Philadelphia could get a better understanding of the impact of various tax breaks and subsidies it hands out to private businesses if a bill introduced in City Council on Thursday becomes law.
The “Subsidy Accountability Bill” was introduced by Councilwoman Helen Gym, who attended her first regular meeting of Council on Thursday, along with four other newly elected Council members. It would require businesses that benefit from special tax reductions at the local or state level to publicly report the total value of the subsidies they receive every year.
The bill would also require reporting on the number and quality of jobs created by businesses that receive subsidies. Subsidized businesses would be required to report the number of people they employ at the beginning and end of the year in which they received the subsidy, as well as for the next five years after receiving the subsidy. They would need to disclose information about compensation and benefits for their employees and the use of independent contractors as well.
“Every year, businesses are granted tax breaks from the City of Philadelphia but we have no way to evaluate the return on investment,” Gym said in a press release. “This legislation will help us target our limited resources toward businesses that are using these subsidies to grow the local economy and increase good jobs. These annual reports will help us champion businesses that deliver on their promises.”
In the press release, Gym cited a 2014 PlanPhilly report describing a dearth of information about the impact of Keystone Opportunity Zones, areas with reduced tax liabilities meant to spur business development, and a report from the Controller’s Office showing that KOZs have cost the city and school district more than $380 million since 1999.
Gym’s bill would apply to businesses receiving a variety of subsidies, including “a reduction in any tax obligation to the City or State” such as Tax Increment Financing packages; local grants, loans and loan guarantees; and properties acquired from the city at below market value. It would not apply to licenses, permits, zoning changes or other non-monetary legislative benefits, or to “by right” subsidies like the 10-year property-tax abatement.
In the future, the bill could apply to companies like Comcast, which received $40 million in state and local subsidies for its second tower in Center City, and to development partnerships like Brook Lenfest’s, which received a $33 million Tax Increment Financing package to build a hotel at 15th and Chestnut.
“We want to be able to track some of the value of what we’re giving out as well as the quality of jobs that we’re receiving,” Gym told PlanPhilly on Thursday. “I don’t think that we’re in a phase anymore where just any job is acceptable for us. We clearly have a living wage standard, we’re enforcing paid sick leave—there are things that we care passionately about as a body that we’re trying to understand a little better.”
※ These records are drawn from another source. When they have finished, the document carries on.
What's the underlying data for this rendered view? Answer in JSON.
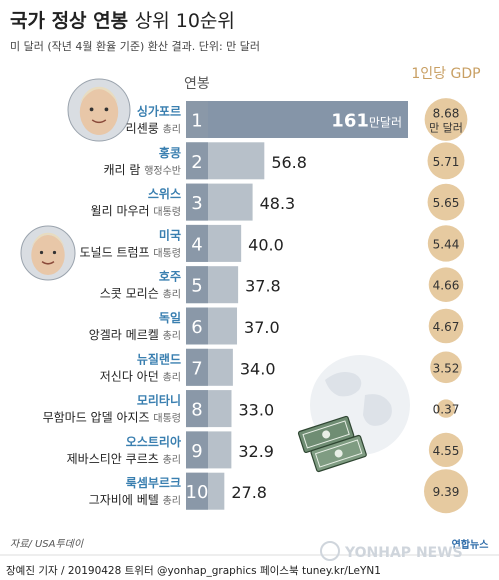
{
  "header": {
    "title_main": "국가 정상 연봉",
    "title_sub": "상위 10순위",
    "subtitle": "미 달러 (작년 4월 환율 기준) 환산 결과. 단위: 만 달러"
  },
  "column_labels": {
    "salary": "연봉",
    "gdp": "1인당 GDP"
  },
  "colors": {
    "bar": "#b7c0c9",
    "bar_top": "#8595a8",
    "rank_box": "#8a98a8",
    "country_text": "#3a7fb0",
    "gdp_circle": "#e6caa0",
    "gdp_text_header": "#c89f63"
  },
  "chart_data": {
    "type": "bar",
    "title": "국가 정상 연봉 상위 10순위",
    "unit": "만 달러",
    "ylim": [
      0,
      161
    ],
    "ranks": [
      "1",
      "2",
      "3",
      "4",
      "5",
      "6",
      "7",
      "8",
      "9",
      "10"
    ],
    "countries": [
      "싱가포르",
      "홍콩",
      "스위스",
      "미국",
      "호주",
      "독일",
      "뉴질랜드",
      "모리타니",
      "오스트리아",
      "룩셈부르크"
    ],
    "leaders": [
      "리셴룽",
      "캐리 람",
      "윌리 마우러",
      "도널드 트럼프",
      "스콧 모리슨",
      "앙겔라 메르켈",
      "저신다 아던",
      "무함마드 압델 아지즈",
      "제바스티안 쿠르츠",
      "그자비에 베텔"
    ],
    "titles": [
      "총리",
      "행정수반",
      "대통령",
      "대통령",
      "총리",
      "총리",
      "총리",
      "대통령",
      "총리",
      "총리"
    ],
    "values": [
      161,
      56.8,
      48.3,
      40.0,
      37.8,
      37.0,
      34.0,
      33.0,
      32.9,
      27.8
    ],
    "value_labels": [
      "161",
      "56.8",
      "48.3",
      "40.0",
      "37.8",
      "37.0",
      "34.0",
      "33.0",
      "32.9",
      "27.8"
    ],
    "top_value_unit": "만달러",
    "gdp_series": {
      "name": "1인당 GDP",
      "values": [
        8.68,
        5.71,
        5.65,
        5.44,
        4.66,
        4.67,
        3.52,
        0.37,
        4.55,
        9.39
      ],
      "labels": [
        "8.68",
        "5.71",
        "5.65",
        "5.44",
        "4.66",
        "4.67",
        "3.52",
        "0.37",
        "4.55",
        "9.39"
      ],
      "top_unit": "만 달러"
    }
  },
  "footer": {
    "source": "자료/ USA투데이",
    "credit": "장예진 기자 / 20190428 트위터 @yonhap_graphics  페이스북 tuney.kr/LeYN1",
    "logo_text": "YONHAP NEWS",
    "logo_kor": "연합뉴스"
  }
}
A 2013 PlanPhilly report showed that Tax Increment Finance (TIF) districts, which let businesses keep certain increases in property and business taxes and redirect them to the cost of improvements, tend to underperform relative to projections. Most recently, City Council and the School District approved a $55 million TIF package for the redevelopment of the Gallery at Market East.
If Gym’s law were in place at that time, the mall’s owners, PREIT, would have had to disclose the number of employees they had at the beginning and end of the year and how well they were compensated. The company would also have to report whether PREIT—or any subsidiaries or parent companies—had been found in violation of any federal, state, or local laws or regulations in the previous calendar year.
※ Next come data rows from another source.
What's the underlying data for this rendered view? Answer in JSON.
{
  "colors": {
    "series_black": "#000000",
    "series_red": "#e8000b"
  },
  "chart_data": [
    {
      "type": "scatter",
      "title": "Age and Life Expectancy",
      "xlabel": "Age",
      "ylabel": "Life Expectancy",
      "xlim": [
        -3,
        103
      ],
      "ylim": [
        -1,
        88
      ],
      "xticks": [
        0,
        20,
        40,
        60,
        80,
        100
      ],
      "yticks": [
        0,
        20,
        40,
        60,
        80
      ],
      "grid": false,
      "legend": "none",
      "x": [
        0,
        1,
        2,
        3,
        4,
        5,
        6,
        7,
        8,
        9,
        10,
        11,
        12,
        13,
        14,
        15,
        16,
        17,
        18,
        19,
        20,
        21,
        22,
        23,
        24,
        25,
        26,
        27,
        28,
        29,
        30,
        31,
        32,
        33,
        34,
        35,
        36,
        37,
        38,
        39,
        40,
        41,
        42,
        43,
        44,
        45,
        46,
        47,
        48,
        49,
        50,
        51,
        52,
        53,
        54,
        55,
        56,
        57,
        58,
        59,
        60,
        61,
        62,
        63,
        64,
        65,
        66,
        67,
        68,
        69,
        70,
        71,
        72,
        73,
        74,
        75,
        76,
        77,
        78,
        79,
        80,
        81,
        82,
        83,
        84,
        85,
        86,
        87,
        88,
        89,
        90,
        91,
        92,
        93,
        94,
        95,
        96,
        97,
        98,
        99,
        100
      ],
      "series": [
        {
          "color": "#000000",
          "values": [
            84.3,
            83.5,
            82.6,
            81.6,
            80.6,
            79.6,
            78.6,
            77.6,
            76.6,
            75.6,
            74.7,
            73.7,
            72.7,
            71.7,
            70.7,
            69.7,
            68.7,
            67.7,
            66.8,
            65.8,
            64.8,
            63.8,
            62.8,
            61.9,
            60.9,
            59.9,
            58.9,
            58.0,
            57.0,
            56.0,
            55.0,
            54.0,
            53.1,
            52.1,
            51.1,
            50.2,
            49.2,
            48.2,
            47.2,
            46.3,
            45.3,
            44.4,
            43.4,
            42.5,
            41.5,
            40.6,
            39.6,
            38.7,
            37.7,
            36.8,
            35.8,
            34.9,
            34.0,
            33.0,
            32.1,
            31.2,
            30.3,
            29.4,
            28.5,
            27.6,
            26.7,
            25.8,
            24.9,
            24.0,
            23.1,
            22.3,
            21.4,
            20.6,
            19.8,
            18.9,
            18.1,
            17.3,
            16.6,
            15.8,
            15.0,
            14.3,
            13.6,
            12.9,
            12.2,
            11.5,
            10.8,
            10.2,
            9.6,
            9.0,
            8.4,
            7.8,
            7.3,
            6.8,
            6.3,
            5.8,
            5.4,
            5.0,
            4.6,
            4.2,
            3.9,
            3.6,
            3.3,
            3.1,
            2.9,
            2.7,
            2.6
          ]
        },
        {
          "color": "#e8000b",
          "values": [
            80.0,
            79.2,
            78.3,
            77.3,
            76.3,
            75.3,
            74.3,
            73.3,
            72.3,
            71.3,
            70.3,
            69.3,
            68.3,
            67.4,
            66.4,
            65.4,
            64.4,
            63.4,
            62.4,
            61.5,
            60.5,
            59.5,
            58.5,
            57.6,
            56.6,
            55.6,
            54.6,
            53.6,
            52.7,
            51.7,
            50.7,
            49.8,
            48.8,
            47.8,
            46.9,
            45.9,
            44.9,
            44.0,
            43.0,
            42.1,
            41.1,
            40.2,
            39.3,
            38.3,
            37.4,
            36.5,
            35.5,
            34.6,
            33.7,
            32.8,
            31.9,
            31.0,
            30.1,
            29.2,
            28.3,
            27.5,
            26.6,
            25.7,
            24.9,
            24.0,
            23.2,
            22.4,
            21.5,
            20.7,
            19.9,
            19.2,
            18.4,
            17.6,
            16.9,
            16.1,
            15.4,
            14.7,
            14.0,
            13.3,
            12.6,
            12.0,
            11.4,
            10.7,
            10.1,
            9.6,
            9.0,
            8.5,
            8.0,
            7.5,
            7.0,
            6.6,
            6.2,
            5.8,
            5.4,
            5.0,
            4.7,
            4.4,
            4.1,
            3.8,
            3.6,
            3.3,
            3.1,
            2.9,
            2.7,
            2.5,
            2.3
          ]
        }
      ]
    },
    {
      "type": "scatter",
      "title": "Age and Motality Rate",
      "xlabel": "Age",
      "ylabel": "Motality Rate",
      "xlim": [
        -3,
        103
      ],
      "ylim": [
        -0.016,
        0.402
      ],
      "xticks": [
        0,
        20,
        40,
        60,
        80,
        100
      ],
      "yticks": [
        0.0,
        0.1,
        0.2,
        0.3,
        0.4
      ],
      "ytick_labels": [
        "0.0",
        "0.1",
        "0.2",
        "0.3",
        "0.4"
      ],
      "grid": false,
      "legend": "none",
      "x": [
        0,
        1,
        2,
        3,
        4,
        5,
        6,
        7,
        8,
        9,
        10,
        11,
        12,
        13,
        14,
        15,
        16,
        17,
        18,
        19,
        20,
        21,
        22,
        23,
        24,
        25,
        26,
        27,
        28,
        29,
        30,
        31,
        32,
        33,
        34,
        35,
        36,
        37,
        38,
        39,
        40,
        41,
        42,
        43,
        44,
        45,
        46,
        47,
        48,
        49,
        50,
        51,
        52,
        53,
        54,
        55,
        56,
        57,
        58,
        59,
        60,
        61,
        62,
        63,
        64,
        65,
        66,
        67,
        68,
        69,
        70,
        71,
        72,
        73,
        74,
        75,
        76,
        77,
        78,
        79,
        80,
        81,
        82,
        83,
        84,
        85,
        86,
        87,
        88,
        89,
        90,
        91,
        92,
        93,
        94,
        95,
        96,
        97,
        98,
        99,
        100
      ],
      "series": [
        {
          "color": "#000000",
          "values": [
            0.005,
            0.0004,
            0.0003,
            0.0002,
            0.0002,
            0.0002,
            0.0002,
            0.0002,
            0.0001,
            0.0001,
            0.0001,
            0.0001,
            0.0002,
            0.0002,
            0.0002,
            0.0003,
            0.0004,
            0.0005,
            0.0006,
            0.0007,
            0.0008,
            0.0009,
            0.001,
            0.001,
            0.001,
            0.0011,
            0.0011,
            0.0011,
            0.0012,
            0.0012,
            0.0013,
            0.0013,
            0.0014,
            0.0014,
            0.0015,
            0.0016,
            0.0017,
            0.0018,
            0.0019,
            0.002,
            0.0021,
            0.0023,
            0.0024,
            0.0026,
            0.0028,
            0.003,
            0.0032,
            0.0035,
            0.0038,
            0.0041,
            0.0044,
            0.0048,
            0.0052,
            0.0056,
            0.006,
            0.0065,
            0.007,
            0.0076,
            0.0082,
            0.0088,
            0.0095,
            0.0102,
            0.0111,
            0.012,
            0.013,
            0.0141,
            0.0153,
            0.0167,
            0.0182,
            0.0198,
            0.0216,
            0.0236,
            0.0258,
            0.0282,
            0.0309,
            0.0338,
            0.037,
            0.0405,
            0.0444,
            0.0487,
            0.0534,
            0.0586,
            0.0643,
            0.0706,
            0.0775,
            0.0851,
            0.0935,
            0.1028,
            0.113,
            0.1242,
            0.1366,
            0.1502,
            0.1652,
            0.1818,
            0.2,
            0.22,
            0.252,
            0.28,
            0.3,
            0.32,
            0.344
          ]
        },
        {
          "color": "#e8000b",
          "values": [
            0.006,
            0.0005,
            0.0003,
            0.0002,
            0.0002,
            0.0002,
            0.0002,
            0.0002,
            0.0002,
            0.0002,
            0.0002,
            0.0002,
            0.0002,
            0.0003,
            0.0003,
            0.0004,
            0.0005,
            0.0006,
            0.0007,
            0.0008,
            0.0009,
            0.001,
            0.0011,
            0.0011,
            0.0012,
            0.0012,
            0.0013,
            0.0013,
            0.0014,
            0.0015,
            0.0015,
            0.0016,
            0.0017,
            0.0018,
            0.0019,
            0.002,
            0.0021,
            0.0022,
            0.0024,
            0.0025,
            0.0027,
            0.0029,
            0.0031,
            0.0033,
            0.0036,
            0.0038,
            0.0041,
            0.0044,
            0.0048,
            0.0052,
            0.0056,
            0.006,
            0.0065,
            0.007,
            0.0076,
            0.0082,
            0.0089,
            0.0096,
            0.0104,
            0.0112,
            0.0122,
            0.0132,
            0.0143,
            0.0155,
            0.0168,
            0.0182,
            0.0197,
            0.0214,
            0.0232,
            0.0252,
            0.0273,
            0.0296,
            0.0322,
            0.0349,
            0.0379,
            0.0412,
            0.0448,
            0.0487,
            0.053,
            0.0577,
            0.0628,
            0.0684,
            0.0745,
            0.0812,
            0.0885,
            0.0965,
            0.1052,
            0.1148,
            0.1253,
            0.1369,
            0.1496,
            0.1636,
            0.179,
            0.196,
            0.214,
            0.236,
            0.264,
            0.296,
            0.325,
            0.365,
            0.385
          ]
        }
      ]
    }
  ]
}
All the information collected would have to be posted online in a searchable, downloadable format.
“Philadelphia’s actually going to enter the late 20th century in terms of subsidy accountability,” said Greg LeRoy, the director of Good Jobs First, a research and advocacy group that tracks corporate subsidies nationwide, on Thursday.
A 2013 report on local subsidies from Good Jobs First showed that Philadelphia was among the largest cities that had no online tracking requirements for special local tax breaks and incentives. LeRoy said that his group’s advocacy for disclosure of state subsidies had coincided with a major increase in the number of states requiring such disclosure, and that Good Jobs First was hoping to inspire the same changes at the local level.
“We know that often as a result of investigative work and organizing around these issues, local governments can become much more transparent,” LeRoy said.
In addition to Keystone Opportunity Zones and Tax Increment Financing, Philadelphia has locally created tax credits for job creation, green roofs, contributions to Community Development Corporations, and other incentives. The Commerce Department makes annual reports about participation in some of these programs, but there is no required, coordinated disclosure of subsidies at the local level.
“What we’re trying to do is get some accuracy to the subsidies that are given,” Gym said on Thursday. “And I think we’ll learn a lot because right now we don’t have anything at all. Not having any information doesn’t seem like it’s good government in any way, shape, or form.”